Text zum Thema Politik

von  autoralexanderschwarz

Wer kennt ihn nicht, jenen gerne und häufig verwendeten Satz, der nicht nur das beruhigende Credo eingefleischter Überwachungslobbyisten, sondern zumeist auch der finale rhetorische Kinnhaken zahlreicher Talkshowpolitiker ist, bevor Illner oder Maischberger das Rundenende einläuten. Ein Satz, der immer dann fällt, wenn die Sendezeit knapp und Entgegnungen unmöglich werden.

„Wer nichts zu verbergen hat, hat ja auch nichts zu befürchten“,

auf den ersten Blick ein einfacher Satz,

ähnlich egoistisch gedacht, wie jenes

„unterm Strich zähl ich“

und Millionen beruhigte Bundesbürger lehnen sich wieder in ihrem Fernsehsessel zurück, weil man ihnen ja, zumindest juristisch, nichts vorwerfen kann.


Liebe beruhigte Bundesbürger:

Dieser Satz ist falsch, eine Lüge, die entweder aus Kurzsichtigkeit oder zur bewussten Täuschung ausgesprochen wird.

Die möglichen Einwände sind zahlreich und es ist nur einer, der hier repräsentativ angeführt werden soll.

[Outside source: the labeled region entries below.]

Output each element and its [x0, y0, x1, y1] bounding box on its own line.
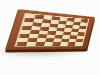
- board-grid: [17, 14, 88, 46]
- board-frame: [5, 9, 95, 50]
- scene: [0, 0, 100, 75]
- square-h1[interactable]: [74, 42, 82, 45]
- board-inner-border: [14, 13, 89, 47]
- chessboard: [5, 9, 95, 50]
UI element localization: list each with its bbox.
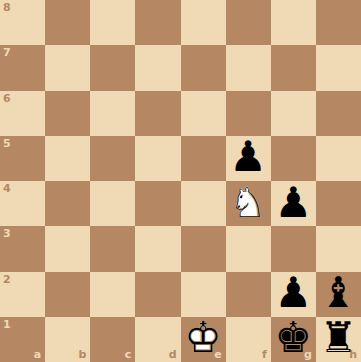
square-d5[interactable] [135, 136, 180, 181]
square-a3[interactable]: 3 [0, 226, 45, 271]
square-g6[interactable] [271, 91, 316, 136]
square-d7[interactable] [135, 45, 180, 90]
black-king[interactable]: ♚ [271, 317, 316, 362]
square-b5[interactable] [45, 136, 90, 181]
square-f1[interactable]: f [226, 317, 271, 362]
square-f2[interactable] [226, 272, 271, 317]
square-g1[interactable]: g♚ [271, 317, 316, 362]
black-king-icon: ♚ [274, 317, 312, 359]
chess-board: 8765♟4♞♘♟32♟♝1abcde♚♔fg♚h♜ [0, 0, 361, 362]
square-f3[interactable] [226, 226, 271, 271]
file-label-a: a [34, 349, 41, 360]
square-c2[interactable] [90, 272, 135, 317]
square-c5[interactable] [90, 136, 135, 181]
square-a7[interactable]: 7 [0, 45, 45, 90]
square-d1[interactable]: d [135, 317, 180, 362]
square-a4[interactable]: 4 [0, 181, 45, 226]
square-f4[interactable]: ♞♘ [226, 181, 271, 226]
square-b8[interactable] [45, 0, 90, 45]
square-b6[interactable] [45, 91, 90, 136]
black-bishop[interactable]: ♝ [316, 272, 361, 317]
square-g3[interactable] [271, 226, 316, 271]
square-e2[interactable] [181, 272, 226, 317]
black-pawn-icon: ♟ [229, 136, 267, 178]
rank-label-6: 6 [3, 93, 11, 104]
white-knight[interactable]: ♞♘ [226, 181, 271, 226]
square-h7[interactable] [316, 45, 361, 90]
black-rook-icon: ♜ [320, 317, 358, 359]
file-label-f: f [262, 349, 267, 360]
rank-label-1: 1 [3, 319, 11, 330]
rank-label-2: 2 [3, 274, 11, 285]
square-f5[interactable]: ♟ [226, 136, 271, 181]
square-b1[interactable]: b [45, 317, 90, 362]
square-d3[interactable] [135, 226, 180, 271]
square-h5[interactable] [316, 136, 361, 181]
square-d4[interactable] [135, 181, 180, 226]
square-g4[interactable]: ♟ [271, 181, 316, 226]
square-f6[interactable] [226, 91, 271, 136]
square-a5[interactable]: 5 [0, 136, 45, 181]
square-d2[interactable] [135, 272, 180, 317]
black-rook[interactable]: ♜ [316, 317, 361, 362]
square-b3[interactable] [45, 226, 90, 271]
square-a8[interactable]: 8 [0, 0, 45, 45]
file-label-c: c [125, 349, 132, 360]
square-e8[interactable] [181, 0, 226, 45]
square-c6[interactable] [90, 91, 135, 136]
square-f7[interactable] [226, 45, 271, 90]
square-h4[interactable] [316, 181, 361, 226]
white-king-icon: ♔ [184, 317, 222, 359]
black-pawn[interactable]: ♟ [226, 136, 271, 181]
square-e5[interactable] [181, 136, 226, 181]
square-a2[interactable]: 2 [0, 272, 45, 317]
square-a1[interactable]: 1a [0, 317, 45, 362]
rank-label-4: 4 [3, 183, 11, 194]
square-h3[interactable] [316, 226, 361, 271]
square-a6[interactable]: 6 [0, 91, 45, 136]
square-c1[interactable]: c [90, 317, 135, 362]
square-f8[interactable] [226, 0, 271, 45]
black-pawn-icon: ♟ [274, 181, 312, 223]
square-c4[interactable] [90, 181, 135, 226]
square-h8[interactable] [316, 0, 361, 45]
file-label-d: d [169, 349, 177, 360]
square-h2[interactable]: ♝ [316, 272, 361, 317]
black-pawn[interactable]: ♟ [271, 181, 316, 226]
square-e1[interactable]: e♚♔ [181, 317, 226, 362]
black-pawn-icon: ♟ [274, 272, 312, 314]
rank-label-8: 8 [3, 2, 11, 13]
square-b4[interactable] [45, 181, 90, 226]
rank-label-3: 3 [3, 228, 11, 239]
black-pawn[interactable]: ♟ [271, 272, 316, 317]
square-e7[interactable] [181, 45, 226, 90]
square-c3[interactable] [90, 226, 135, 271]
square-h6[interactable] [316, 91, 361, 136]
rank-label-5: 5 [3, 138, 11, 149]
square-g7[interactable] [271, 45, 316, 90]
square-e4[interactable] [181, 181, 226, 226]
square-d8[interactable] [135, 0, 180, 45]
file-label-b: b [78, 349, 86, 360]
black-bishop-icon: ♝ [320, 272, 358, 314]
square-g5[interactable] [271, 136, 316, 181]
white-knight-icon: ♘ [229, 181, 267, 223]
square-e6[interactable] [181, 91, 226, 136]
square-d6[interactable] [135, 91, 180, 136]
white-king[interactable]: ♚♔ [181, 317, 226, 362]
square-b2[interactable] [45, 272, 90, 317]
square-g8[interactable] [271, 0, 316, 45]
square-c7[interactable] [90, 45, 135, 90]
square-e3[interactable] [181, 226, 226, 271]
square-c8[interactable] [90, 0, 135, 45]
rank-label-7: 7 [3, 47, 11, 58]
square-h1[interactable]: h♜ [316, 317, 361, 362]
square-b7[interactable] [45, 45, 90, 90]
square-g2[interactable]: ♟ [271, 272, 316, 317]
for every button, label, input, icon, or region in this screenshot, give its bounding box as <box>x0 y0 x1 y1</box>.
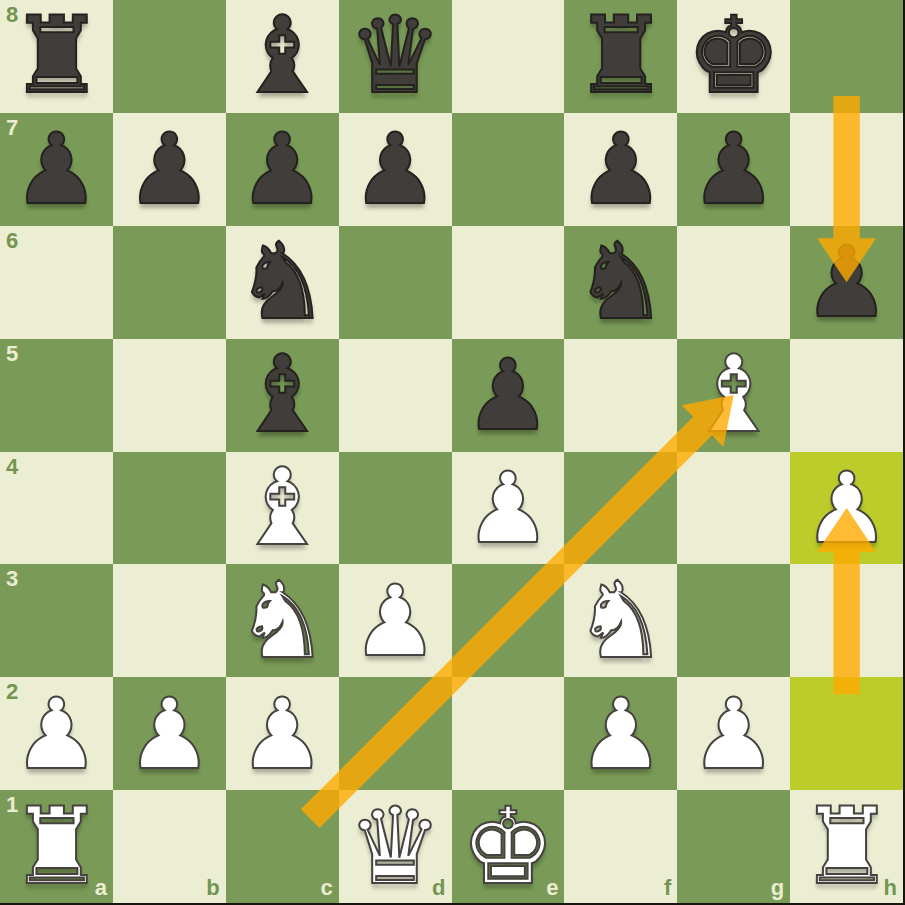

Selbst wenn da keine Solidarität mit potentiellen Verbrechern, Mördern und Terroristen ist, selbst wenn man anerkennt, dass die staatliche Willkür in Deutschland in engen Grenzen gehalten wird, und auch wenn man glaubt, dass es da ja noch das Bundesverfassungsgericht gibt, das die Sache schon für einen regeln wird, selbst wenn man ein überzeugter, ein vermeintlich „guter“ Staatsbürger, vielleicht sogar Patriot ist:

Dieser Satz ist falsch!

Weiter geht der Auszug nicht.